Saat kami sedang berjalan kaki, kami bertemu dengan dua petani yang sedang bekerja di lahan garapan mereka. Pujianto dan Kusmawadi, nama kedua petani tersebut, merupakan warga Dusun Mulyorejo. Mereka berdua memiliki mata pencaharian sebagai petani, sudah pernah mencoba menanam beberapa jenis tanaman di lahan gambut, dan pernah merasakan keberhasilan dalam berkebun di lahan gambut. Kebun cabai dan kebun tomat yang dikelola oleh Pujianto dan Kusmawadi pernah memberikan hasil yang cukup tinggi. Sebagai contoh, dari lahan yang mereka tanami tanaman tomat, pernah menghasilkan tomat sampai dengan 700 kg dari luas lahan 25 x 20 meter persegi. Hasil tomat tersebut kemudian mereka jual dengan harga Rp. 7.000 per kg. Begitu pula mereka pernah berhasil menanam cabai. Dari lahan seluas 80 x 20 meter persegi, mereka bisa mendapatkan cabai sebanyak 1 ton. Saat mereka mendapatkan hasil 1 ton tersebut, harga jual cabai ada di angka Rp. 70.000 per kg. Keberhasilan tersebut mereka peroleh di akhir tahun 2021 lalu.

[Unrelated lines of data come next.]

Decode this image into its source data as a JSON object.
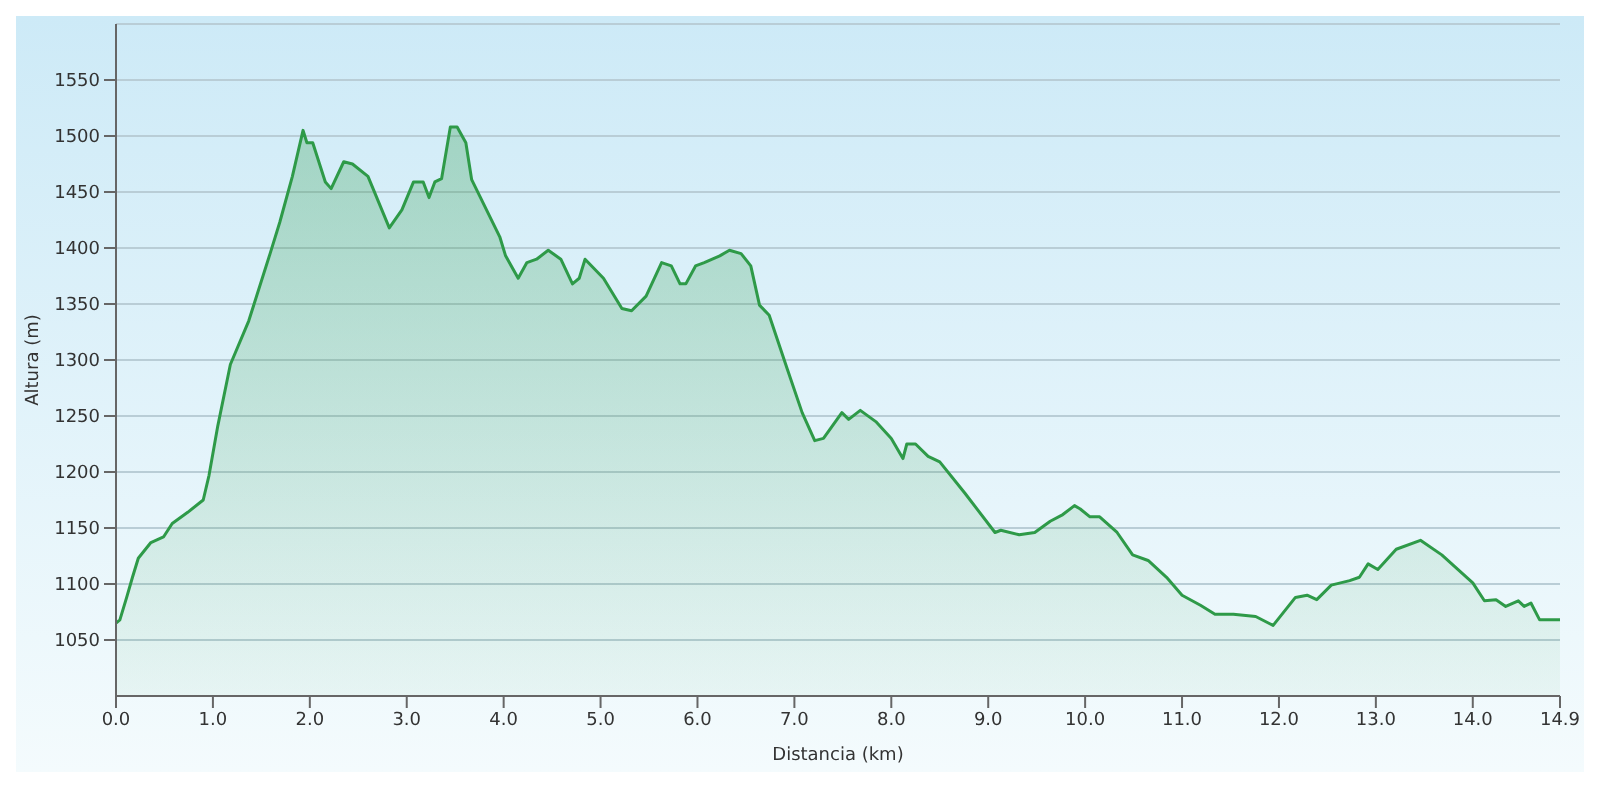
{
  "chart_data": {
    "type": "area",
    "xlabel": "Distancia  (km)",
    "ylabel": "Altura (m)",
    "xlim": [
      0,
      14.9
    ],
    "ylim": [
      1000,
      1600
    ],
    "xticks": [
      {
        "value": 0,
        "label": "0.0"
      },
      {
        "value": 1,
        "label": "1.0"
      },
      {
        "value": 2,
        "label": "2.0"
      },
      {
        "value": 3,
        "label": "3.0"
      },
      {
        "value": 4,
        "label": "4.0"
      },
      {
        "value": 5,
        "label": "5.0"
      },
      {
        "value": 6,
        "label": "6.0"
      },
      {
        "value": 7,
        "label": "7.0"
      },
      {
        "value": 8,
        "label": "8.0"
      },
      {
        "value": 9,
        "label": "9.0"
      },
      {
        "value": 10,
        "label": "10.0"
      },
      {
        "value": 11,
        "label": "11.0"
      },
      {
        "value": 12,
        "label": "12.0"
      },
      {
        "value": 13,
        "label": "13.0"
      },
      {
        "value": 14,
        "label": "14.0"
      },
      14.9
    ],
    "yticks": [
      1050,
      1100,
      1150,
      1200,
      1250,
      1300,
      1350,
      1400,
      1450,
      1500,
      1550
    ],
    "grid": "y",
    "marker": "none",
    "line_style": "solid",
    "x": [
      0,
      0.04,
      0.11,
      0.17,
      0.23,
      0.36,
      0.49,
      0.58,
      0.74,
      0.9,
      0.96,
      1.05,
      1.18,
      1.37,
      1.59,
      1.69,
      1.82,
      1.93,
      1.97,
      2.03,
      2.16,
      2.22,
      2.35,
      2.44,
      2.6,
      2.82,
      2.95,
      3.07,
      3.17,
      3.23,
      3.29,
      3.36,
      3.45,
      3.52,
      3.61,
      3.67,
      3.96,
      4.02,
      4.15,
      4.24,
      4.34,
      4.46,
      4.59,
      4.71,
      4.78,
      4.84,
      5.03,
      5.22,
      5.32,
      5.47,
      5.63,
      5.73,
      5.82,
      5.88,
      5.98,
      6.07,
      6.23,
      6.33,
      6.45,
      6.55,
      6.64,
      6.74,
      6.93,
      7.08,
      7.21,
      7.3,
      7.49,
      7.56,
      7.68,
      7.84,
      8.0,
      8.12,
      8.16,
      8.25,
      8.38,
      8.5,
      8.76,
      9.07,
      9.13,
      9.32,
      9.48,
      9.64,
      9.77,
      9.89,
      9.95,
      10.05,
      10.15,
      10.33,
      10.49,
      10.65,
      10.84,
      11.0,
      11.19,
      11.34,
      11.53,
      11.76,
      11.94,
      12.17,
      12.29,
      12.39,
      12.54,
      12.73,
      12.83,
      12.92,
      13.02,
      13.21,
      13.46,
      13.68,
      14.0,
      14.12,
      14.24,
      14.34,
      14.47,
      14.53,
      14.6,
      14.69,
      14.9
    ],
    "series": [
      {
        "color": "#2e9a48",
        "values": [
          1065,
          1068,
          1088,
          1106,
          1123,
          1137,
          1142,
          1154,
          1164,
          1175,
          1197,
          1241,
          1296,
          1335,
          1395,
          1423,
          1464,
          1505,
          1494,
          1494,
          1459,
          1453,
          1477,
          1475,
          1464,
          1418,
          1434,
          1459,
          1459,
          1445,
          1459,
          1462,
          1508,
          1508,
          1494,
          1461,
          1410,
          1393,
          1373,
          1387,
          1390,
          1398,
          1390,
          1368,
          1373,
          1390,
          1373,
          1346,
          1344,
          1357,
          1387,
          1384,
          1368,
          1368,
          1384,
          1387,
          1393,
          1398,
          1395,
          1384,
          1349,
          1340,
          1291,
          1253,
          1228,
          1230,
          1253,
          1247,
          1255,
          1245,
          1230,
          1212,
          1225,
          1225,
          1214,
          1209,
          1181,
          1146,
          1148,
          1144,
          1146,
          1156,
          1162,
          1170,
          1167,
          1160,
          1160,
          1146,
          1126,
          1121,
          1106,
          1090,
          1081,
          1073,
          1073,
          1071,
          1063,
          1088,
          1090,
          1086,
          1099,
          1103,
          1106,
          1118,
          1113,
          1131,
          1139,
          1126,
          1101,
          1085,
          1086,
          1080,
          1085,
          1080,
          1083,
          1068,
          1068
        ]
      }
    ]
  }
}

Sayangnya, hanya dalam waktu kurang lebih enam bulan, kondisi berubah drastis. “Kalau tanaman yang sekarang, tidak bagus”, kata Pujianto saat menceritakan tanaman cabai yang sedang dia tanam saat ini. Dia kemudian menjelaskan bahwa kebutuhan air untuk penanaman cabai di lahannya sangat tidak mencukupi. “Barusan ditanam, langsung dua minggu tidak ada air”, tambahnya. Pujianto pun menjelaskan bahwa dengan tidak tercukupinya air, maka mustahil tanaman cabainya akan berhasil baik. Dari pantauan kami, kondisi lahan gambut di wilayah tersebut memang terlihat kering. Padahal, berdasarkan informasi dari Pujianto, tanaman cabai ataupun tomat memerlukan air selama 36-42 hari dari total 2 bulan masa budi daya, dari mulai tanam sampai panen.

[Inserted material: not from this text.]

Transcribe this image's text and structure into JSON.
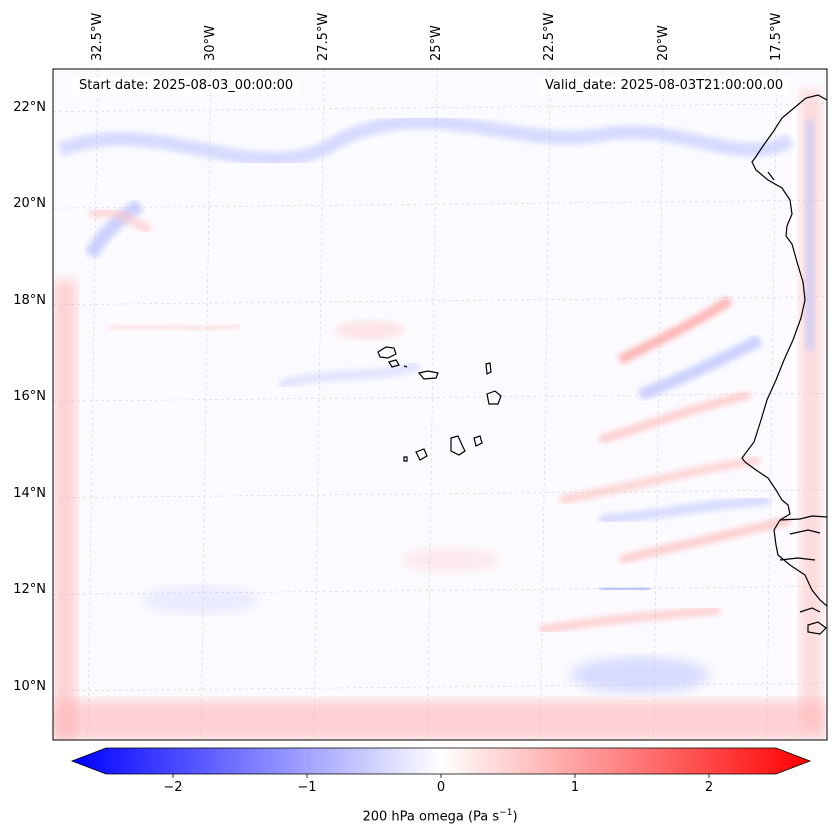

Ketersediaan air sangat penting untuk tanaman. Namun demikian, mengupayakan kecukupan air untuk tanaman di lahan gambut juga memiliki tantangan, karena ketersediaan air sangat dipengaruhi oleh musim. Saat musim kemarau panjang, maka petani akan kesulitan mendapatkan kecukupan air. Sedangkan di lahan gambut yang dimanfaatkan oleh Pujianto dan Kusmawadi misalnya, tidak terdapat sumber air di sekitarnya, sehingga keberhasilan tanaman bergantung pada air hujan. Terlebih lagi lahan gambut yang mereka garap sudah berulang kali terbakar sebelumnya, sehingga kemampuan tanah gambut dalam menyimpan air telah berkurang atau bahkan hilang. Namun demikian, Pujianto dan Kusmawadi beserta petani lainnya, masih berupaya mengantisipasi masalah kurangnya ketersediaan air di lahan mereka tersebut, yakni dengan membuat kolam kecil di dekat lahan garapan mereka sebagai sumber air untuk membasahi tanaman pada musim kering. Pembasahan dari sumber air tersebut dilakukan dengan cara manual, atau kadang dengan menggunakan pompa air. Namun tentu saja pengairan dengan bantuan pompa air memerlukan biaya. Dengan kondisi tersebut, Pujianto maupun Kusmawadi hanya bisa mencoba peruntungan mereka dalam bercocok tanam di lahan gambut. Yang pada akhirnya, dalam menghadapi musim yang tidak dapat diprediksi, mereka akan dihadapkan pada dua pilihan, yakni ‘tidak bercocok tanam karena tidak mau menanggung resiko kerugian apabila terjadi kekurangan air’ atau ‘tetap bercocok tanam, dan siap menerima seperti apapun hasilnya nanti’.